We actually started out using spark as a potential Map-Reduce replacement about a year ago, focusing on very large datasets and have one of the first certified applications on it in the market. However, it turned out to be somewhat early days for that (we had many OOMs and lost executors), so instead we now focus on using spark for fast in-memory algorithms on somewhat smaller (but still large) datasets.

Give Back – YES… minor fixes and integration improvements



While we initially didn’t care for YARN too much, as most of our clients were happy running services side-by-side, and resource allocation across many services wasn’t their biggest worry. Also we found YARN to be complex and bulky. However clearly YARN is here to stay and we all will have to run applications inside it. The good news is that with careful dependency management we can make our mapred 1.x, Scalding/Cascading and Spark applications run unchanged (and without recompilation) on YARN as well as the standalone alternatives (MR1 and Spark standalone). We think that is pretty cool.

Give Back – No… not yet



HBase 0.94.x and 0.96.x

Our story for HBase is similar to YARN, in that we didn’t care for it too much at first (we actually liked Cassandra better, preferring availability over consistency in our designs), but HBase was on many of our client roadmaps, and given it integrates very well with the Hadoop stack, we started using it as our primary random-access store, typically with a REST API serving layer in front of it so our customers can even use it for real-time data access applications.

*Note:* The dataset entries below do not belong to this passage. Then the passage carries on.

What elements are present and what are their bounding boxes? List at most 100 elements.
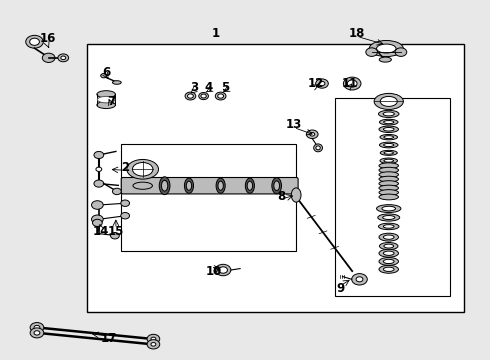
Ellipse shape [379, 243, 398, 249]
Circle shape [92, 201, 103, 209]
Circle shape [92, 215, 103, 224]
Circle shape [366, 48, 377, 57]
Text: 9: 9 [336, 283, 344, 296]
Circle shape [147, 334, 160, 343]
Ellipse shape [272, 178, 281, 194]
Circle shape [111, 233, 119, 239]
Ellipse shape [186, 181, 192, 190]
Ellipse shape [383, 251, 394, 255]
Ellipse shape [384, 244, 393, 248]
Ellipse shape [380, 158, 397, 163]
Ellipse shape [379, 163, 398, 168]
Text: 17: 17 [100, 333, 117, 346]
Ellipse shape [185, 92, 196, 100]
Circle shape [113, 188, 121, 195]
Text: 8: 8 [277, 190, 286, 203]
Ellipse shape [97, 102, 116, 109]
Circle shape [306, 130, 318, 139]
Ellipse shape [199, 93, 208, 100]
Circle shape [121, 200, 129, 206]
Text: 16: 16 [40, 32, 56, 45]
Ellipse shape [384, 143, 394, 147]
Ellipse shape [113, 81, 121, 84]
Ellipse shape [215, 92, 226, 100]
Circle shape [310, 132, 315, 136]
Text: 6: 6 [102, 66, 110, 79]
Text: 3: 3 [190, 81, 198, 94]
Circle shape [343, 77, 361, 90]
Bar [335, 98, 450, 296]
Bar [121, 144, 296, 251]
Ellipse shape [379, 142, 398, 148]
Circle shape [30, 328, 44, 338]
Text: 13: 13 [286, 118, 302, 131]
Ellipse shape [384, 136, 393, 139]
Ellipse shape [379, 167, 398, 173]
Circle shape [30, 38, 39, 45]
Ellipse shape [314, 144, 322, 152]
Ellipse shape [379, 265, 398, 273]
Ellipse shape [384, 159, 393, 162]
Circle shape [352, 274, 368, 285]
Ellipse shape [378, 223, 399, 230]
Circle shape [42, 53, 55, 63]
Text: 11: 11 [342, 77, 358, 90]
Text: 7: 7 [107, 95, 115, 108]
Ellipse shape [379, 172, 398, 177]
Text: 10: 10 [205, 265, 221, 278]
Ellipse shape [201, 94, 206, 98]
Ellipse shape [379, 119, 398, 125]
Text: 18: 18 [349, 27, 365, 40]
Text: 14: 14 [93, 225, 109, 238]
FancyBboxPatch shape [121, 177, 298, 194]
Ellipse shape [379, 257, 398, 265]
Circle shape [34, 331, 40, 335]
Ellipse shape [291, 188, 301, 202]
Ellipse shape [127, 159, 159, 179]
Ellipse shape [383, 216, 395, 220]
Ellipse shape [383, 112, 394, 116]
Ellipse shape [380, 96, 397, 107]
Ellipse shape [380, 134, 397, 140]
Circle shape [101, 73, 107, 78]
Circle shape [319, 81, 325, 86]
Ellipse shape [247, 181, 252, 190]
Circle shape [93, 219, 102, 226]
Circle shape [395, 48, 407, 57]
Ellipse shape [376, 44, 396, 53]
Circle shape [147, 340, 160, 349]
Circle shape [30, 323, 44, 333]
Ellipse shape [382, 206, 395, 211]
Ellipse shape [97, 91, 116, 98]
Ellipse shape [383, 259, 394, 264]
Ellipse shape [161, 180, 168, 191]
Ellipse shape [379, 185, 398, 191]
Ellipse shape [374, 93, 403, 109]
Circle shape [215, 264, 231, 276]
Circle shape [94, 152, 104, 158]
Circle shape [34, 325, 40, 330]
Ellipse shape [218, 181, 223, 190]
Circle shape [58, 54, 69, 62]
Ellipse shape [132, 162, 153, 176]
Ellipse shape [383, 267, 394, 271]
Text: 1: 1 [212, 27, 220, 40]
Ellipse shape [274, 181, 279, 190]
Text: 5: 5 [221, 81, 230, 94]
Ellipse shape [384, 121, 394, 124]
Circle shape [26, 35, 43, 48]
Ellipse shape [188, 94, 194, 98]
Ellipse shape [316, 146, 320, 150]
Ellipse shape [133, 182, 152, 189]
Ellipse shape [380, 150, 397, 156]
Ellipse shape [378, 111, 399, 117]
Circle shape [151, 337, 156, 341]
Ellipse shape [379, 176, 398, 182]
Ellipse shape [379, 249, 398, 257]
Circle shape [219, 267, 227, 273]
Text: 15: 15 [108, 225, 124, 238]
Circle shape [316, 79, 328, 88]
Ellipse shape [383, 235, 394, 239]
Circle shape [356, 277, 363, 282]
Ellipse shape [379, 126, 398, 132]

As you probably figured out by now, we like to compile our applications once and run them against as many different Hadoop distros as possible.

Give Back – No… not yet



we just don’t care for it that much – or what we think of Hive
Hive’s design is such that it basically does not expose a stable java API. It’s only API seems to be the end user (Hive SQL) API. This walled-garden design is not something we appreciate. Hive also comes with a boatload of (transitive) dependencies.

We initially tried to integrate with Hive (merely as a data access layer, never for computations) but recently dropped support for Hive integration altogether. Maybe things have improved somewhat in Hive land now that HCatalog provides a usable and stable Java API (still with all those dependencies), but it’s too little too late for us, as we have moved on, and I suspect so have many others (and if they haven’t they should).

Note that it’s still possible for our clients to load results from Tresata applications into Hive, and we can read many formats produced by Hive, but we just don’t try to automate this integration anymore from within our applications.
Spark seems to have interesting SQL support. They initially also tried to integrate with Hive, and dropped that, I suspect for similar reasons to ours. Now they have their own SQL engine on top of Spark, which seems very neat. Also Cascading has it’s own SQL engine (Lingual) that is worth looking into.

Give Back – really…you need to ask that question


As you will notice, we try and stay very clear of a few things:

1. No proprietary software stack products

2. 100% Hadoop inside… or nothing

3. Full-stack software solution – with Tresata analytics software clients get the answers they want and do not need any SQL engines (fast or slow), relational DB’s or Hadoop DB’s, proprietary storage systems or anything else that promises to make Hadoop better with their proprietary Hadoop software

We hope this quick discussion gave a you a quick peek into the true power of what the Hadoop ecosystem is enabling – a new class of enterprise software systems that are automating the discovery and delivery of intelligence and completely destroying traditional software products as a result.  Why pay hundreds of millions for a database when for tens of millions you can get intelligence applications from Tresata!